Class action king Mark Eavenson, facing 97 witnesses against him in a divorce trial, settled at the last minute for $850,000.
He promised to pay that much for half of Multi-Care Specialists, the chiropractic business he and wife Laura Eavenson owned in Granite City.
Associate Judge Nelson Metz, who had set trial to begin Nov. 13, instead presided over the settlement. He dissolved the marriage.
Mark Eavenson will provide monthly maintenance of $5,000 for five years.
The agreement obligates him in other ways but it does not wipe him out. He gets to live in a more expensive house and he can keep driving fancy cars.
She takes the Auto Spa car wash in Glen Carbon. He takes the one in Granite City.
In advance of the trial Laura Eavenson's attorney, David Fahrenkamp of Edwardsville, identified 97 witnesses who would testify.
The list included Kelly Suhre, who shares Mark Eavenson's Edwardsville address. Fahrenkamp wrote that Suhre would testify about a $32,000 engagement ring
Fahrenkamp also planned to call Blake Suhre of Lake Forest, Ill., to testify about support and stocks.
Fahrenkamp served a subpoena on Colin Suhre, the 14-year-old son of Kelly Suhre, for testimony about gifts, travel, support and the remodeling of his home.
Kelly Suhre, through attorney Gordon Broom of Edwardsville, moved to quash the subpoena on Colin. The settlement rendered the motion moot.
Neither the settlement agreement nor Mark Eavenson's Nov. 13 position statement mentions his class action suits as potential assets.
The Lakin Law Firm proposed in 24 suits to certify him as representative of medical providers who received less than they allegedly deserved from insurers.
The Lakin firm filed most of his suits in 2003, at the peak of the class action craze.
In each suit the difference between what Eavenson billed and what the insurer paid amounted to about the price of a sandwich.
No judge certified any of the suits as a class action. The Lakin firm settled most of them. Four remain open.
Class action law assumes that class representatives devote some energy to their cases, but the Lakin firm obviously expected very little energy from Mark Eavenson.
No one can pay proper attention to 24 complex lawsuits while treating patients, running a clinic, managing dozens of employees and coping with tenants.
On top of that, Mark Eavenson's shotgun suits made a mockery of litigation.
Though he claimed insurers constantly cheated him, he and Laura Eavenson lacked nothing that money could buy.
In Granite City they owned Multi-Care and its building, their home on Cobblestone Lane, a house with two empty lots, an apartment building, three condominiums with a vacant lot behind them, and the home of his parents, Joe and June Eavenson.
They also owned a condo in Scottsdale, Ariz.
After they split he bought a home in Edwardsville for $580,000. His position statement valued his former home, now Laura Eavenson's, at $445,500.
Multi-Care owned a 2005 Mercedes S55 that Mark Eavenson drove, a 2005 Cadillac DeVille his parents drove, and a 2005 BMW 645 that daughter Ashley drove.
Auto Spa owned a 2005 GMC pickup, a 2003 Jeep Wrangler and a 2003 BMW X5.
As individuals Mark and Laura Eavenson owned a 2001 Porsche, a 1969 Chevrolet Camaro and a 1999 GMC Savanna van.
According to the position statement Mark Eavenson's parents are employed by Multi-Care and daughter Ashley receives paychecks from Multi-Care and Auto Spa.
Laura Eavenson planned to call the parents to testify about their jobs.
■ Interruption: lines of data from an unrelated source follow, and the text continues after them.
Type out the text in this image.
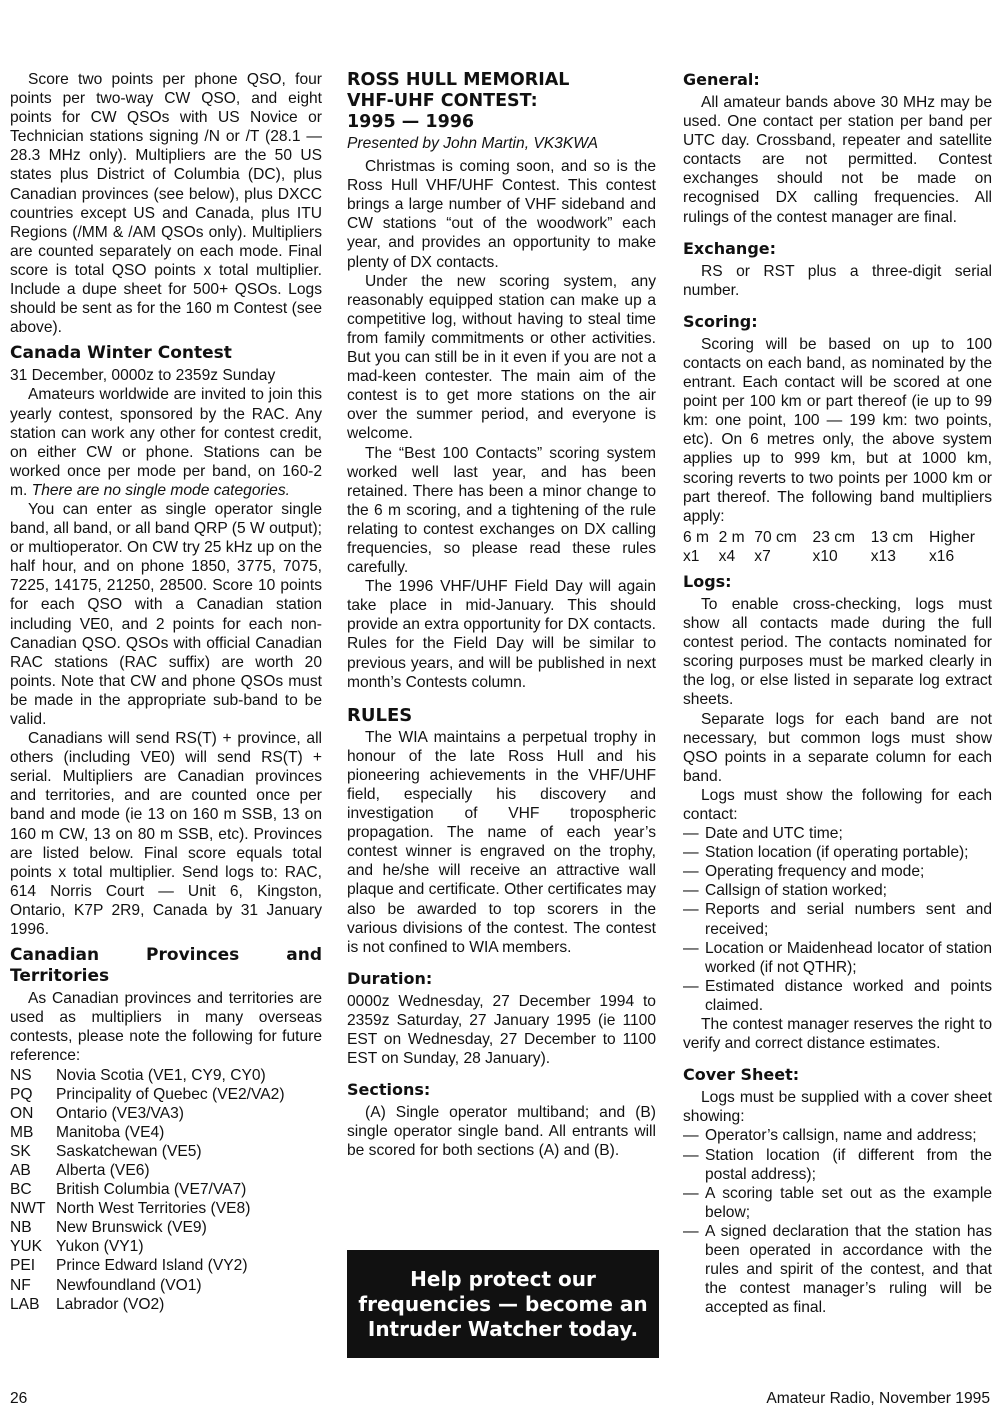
Score two points per phone QSO, four points per two-way CW QSO, and eight points for CW QSOs with US Novice or Technician stations signing /N or /T (28.1 — 28.3 MHz only). Multipliers are the 50 US states plus District of Columbia (DC), plus Canadian provinces (see below), plus DXCC countries except US and Canada, plus ITU Regions (/MM & /AM QSOs only). Multipliers are counted separately on each mode. Final score is total QSO points x total multiplier. Include a dupe sheet for 500+ QSOs. Logs should be sent as for the 160 m Contest (see above).

Canada Winter Contest

31 December, 0000z to 2359z Sunday

Amateurs worldwide are invited to join this yearly contest, sponsored by the RAC. Any station can work any other for contest credit, on either CW or phone. Stations can be worked once per mode per band, on 160-2 m. There are no single mode categories.

You can enter as single operator single band, all band, or all band QRP (5 W output); or multioperator. On CW try 25 kHz up on the half hour, and on phone 1850, 3775, 7075, 7225, 14175, 21250, 28500. Score 10 points for each QSO with a Canadian station including VE0, and 2 points for each non-Canadian QSO. QSOs with official Canadian RAC stations (RAC suffix) are worth 20 points. Note that CW and phone QSOs must be made in the appropriate sub-band to be valid.

Canadians will send RS(T) + province, all others (including VE0) will send RS(T) + serial. Multipliers are Canadian provinces and territories, and are counted once per band and mode (ie 13 on 160 m SSB, 13 on 160 m CW, 13 on 80 m SSB, etc). Provinces are listed below. Final score equals total points x total multiplier. Send logs to: RAC, 614 Norris Court — Unit 6, Kingston, Ontario, K7P 2R9, Canada by 31 January 1996.

Canadian Provinces and Territories

As Canadian provinces and territories are used as multipliers in many overseas contests, please note the following for future reference:

NS	Novia Scotia (VE1, CY9, CY0)
PQ	Principality of Quebec (VE2/VA2)
ON	Ontario (VE3/VA3)
MB	Manitoba (VE4)
SK	Saskatchewan (VE5)
AB	Alberta (VE6)
BC	British Columbia (VE7/VA7)
NWT North West Territories (VE8)
NB	New Brunswick (VE9)
YUK Yukon (VY1)
PEI	Prince Edward Island (VY2)
NF	Newfoundland (VO1)
LAB	Labrador (VO2)
ROSS HULL MEMORIAL
VHF-UHF CONTEST:
1995 — 1996
Presented by John Martin, VK3KWA

Christmas is coming soon, and so is the Ross Hull VHF/UHF Contest. This contest brings a large number of VHF sideband and CW stations “out of the woodwork” each year, and provides an opportunity to make plenty of DX contacts.

Under the new scoring system, any reasonably equipped station can make up a competitive log, without having to steal time from family commitments or other activities. But you can still be in it even if you are not a mad-keen contester. The main aim of the contest is to get more stations on the air over the summer period, and everyone is welcome.

The “Best 100 Contacts” scoring system worked well last year, and has been retained. There has been a minor change to the 6 m scoring, and a tightening of the rule relating to contest exchanges on DX calling frequencies, so please read these rules carefully.

The 1996 VHF/UHF Field Day will again take place in mid-January. This should provide an extra opportunity for DX contacts. Rules for the Field Day will be similar to previous years, and will be published in next month’s Contests column.

RULES

The WIA maintains a perpetual trophy in honour of the late Ross Hull and his pioneering achievements in the VHF/UHF field, especially his discovery and investigation of VHF tropospheric propagation. The name of each year’s contest winner is engraved on the trophy, and he/she will receive an attractive wall plaque and certificate. Other certificates may also be awarded to top scorers in the various divisions of the contest. The contest is not confined to WIA members.

Duration:

0000z Wednesday, 27 December 1994 to 2359z Saturday, 27 January 1995 (ie 1100 EST on Wednesday, 27 December to 1100 EST on Sunday, 28 January).

Sections:

(A) Single operator multiband; and (B) single operator single band. All entrants will be scored for both sections (A) and (B).

Help protect our frequencies — become an Intruder Watcher today.
General:

All amateur bands above 30 MHz may be used. One contact per station per band per UTC day. Crossband, repeater and satellite contacts are not permitted. Contest exchanges should not be made on recognised DX calling frequencies. All rulings of the contest manager are final.

Exchange:

RS or RST plus a three-digit serial number.

Scoring:

Scoring will be based on up to 100 contacts on each band, as nominated by the entrant. Each contact will be scored at one point per 100 km or part thereof (ie up to 99 km: one point, 100 — 199 km: two points, etc). On 6 metres only, the above system applies up to 999 km, but at 1000 km, scoring reverts to two points per 1000 km or part thereof. The following band multipliers apply:

6 m	2 m	70 cm	23 cm	13 cm	Higher
x1	x4	x7	x10	x13	x16
Logs:

To enable cross-checking, logs must show all contacts made during the full contest period. The contacts nominated for scoring purposes must be marked clearly in the log, or else listed in separate log extract sheets.

Separate logs for each band are not necessary, but common logs must show QSO points in a separate column for each band.

Logs must show the following for each contact:

— Date and UTC time;
— Station location (if operating portable);
— Operating frequency and mode;
— Callsign of station worked;
— Reports and serial numbers sent and received;
— Location or Maidenhead locator of station worked (if not QTHR);
— Estimated distance worked and points claimed.

The contest manager reserves the right to verify and correct distance estimates.

Cover Sheet:

Logs must be supplied with a cover sheet showing:

— Operator’s callsign, name and address;
— Station location (if different from the postal address);
— A scoring table set out as the example below;
— A signed declaration that the station has been operated in accordance with the rules and spirit of the contest, and that the contest manager’s ruling will be accepted as final.
26	Amateur Radio, November 1995
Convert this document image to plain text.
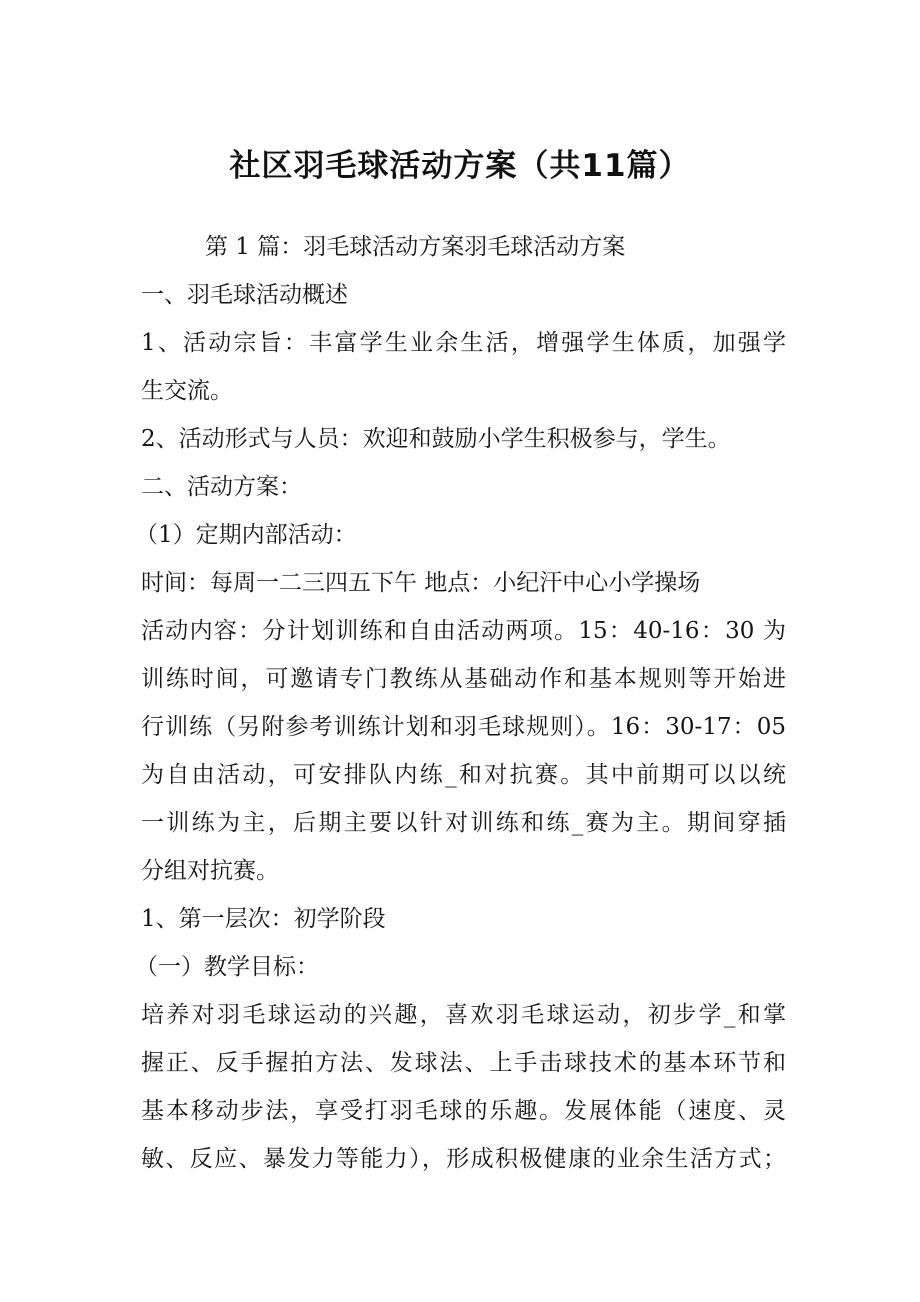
社区羽毛球活动方案（共11篇）
第 1 篇：羽毛球活动方案羽毛球活动方案
一、羽毛球活动概述
1、活动宗旨：丰富学生业余生活，增强学生体质，加强学
生交流。
2、活动形式与人员：欢迎和鼓励小学生积极参与，学生。
二、活动方案：
（1）定期内部活动：
时间：每周一二三四五下午 地点：小纪汗中心小学操场
活动内容：分计划训练和自由活动两项。15：40-16：30 为
训练时间，可邀请专门教练从基础动作和基本规则等开始进
行训练（另附参考训练计划和羽毛球规则）。16：30-17：05
为自由活动，可安排队内练_和对抗赛。其中前期可以以统
一训练为主，后期主要以针对训练和练_赛为主。期间穿插
分组对抗赛。
1、第一层次：初学阶段
（一）教学目标：
培养对羽毛球运动的兴趣，喜欢羽毛球运动，初步学_和掌
握正、反手握拍方法、发球法、上手击球技术的基本环节和
基本移动步法，享受打羽毛球的乐趣。发展体能（速度、灵
敏、反应、暴发力等能力），形成积极健康的业余生活方式；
She also planned to ask Kelly Suhre about duties for which she received Multi-Care paychecks.
Laura Eavenson planned to call 11 Multi-Care employees and 24 other individuals with connections to it, down to the cleaning lady.
She planned to call 30 Auto Spa employees.
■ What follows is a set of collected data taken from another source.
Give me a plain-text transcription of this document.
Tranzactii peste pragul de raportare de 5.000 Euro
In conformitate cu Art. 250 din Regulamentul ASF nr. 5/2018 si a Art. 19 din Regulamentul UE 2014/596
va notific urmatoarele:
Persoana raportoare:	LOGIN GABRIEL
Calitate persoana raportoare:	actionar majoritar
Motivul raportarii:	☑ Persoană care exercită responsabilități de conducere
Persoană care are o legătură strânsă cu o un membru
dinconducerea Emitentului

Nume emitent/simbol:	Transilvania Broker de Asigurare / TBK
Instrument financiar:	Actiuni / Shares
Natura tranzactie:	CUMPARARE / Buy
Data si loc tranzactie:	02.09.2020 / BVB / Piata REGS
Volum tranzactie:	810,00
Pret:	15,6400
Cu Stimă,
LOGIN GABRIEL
She planned to call attorneys Mark Goldenberg and Dave Antognoli of Edwardsville, to testify about corporations and trusts.
She planned to call car dealer Dan Rath of Plaza Motors in Creve Coeur, Mo.
The settlement relieved all the witnesses of their obligations to testify.
In the agreement, Laura Eavenson took the Granite City home, the Arizona condo, the apartment building and one of the Granite City condos.
Mark Eavenson took the Multi-Care property, the other two Granite City condos with the lot behind them, and the home of his parents.
Laura Eavenson took the GMC van and the Wrangler. Mark Eavenson took the Mercedes, the Cadillac, the Porsche, the GMC pickup and the Camaro.
Ashley's parents agreed that she was entitled to drive the BMWs, with her father covering the monthly payments and insurance.
Her father also agreed to pay tuition, room and board for her at St. Louis University, as long as she keeps a C average.
Mark Eavenson agreed to pay Laura Eavenson's medical insurance for three years.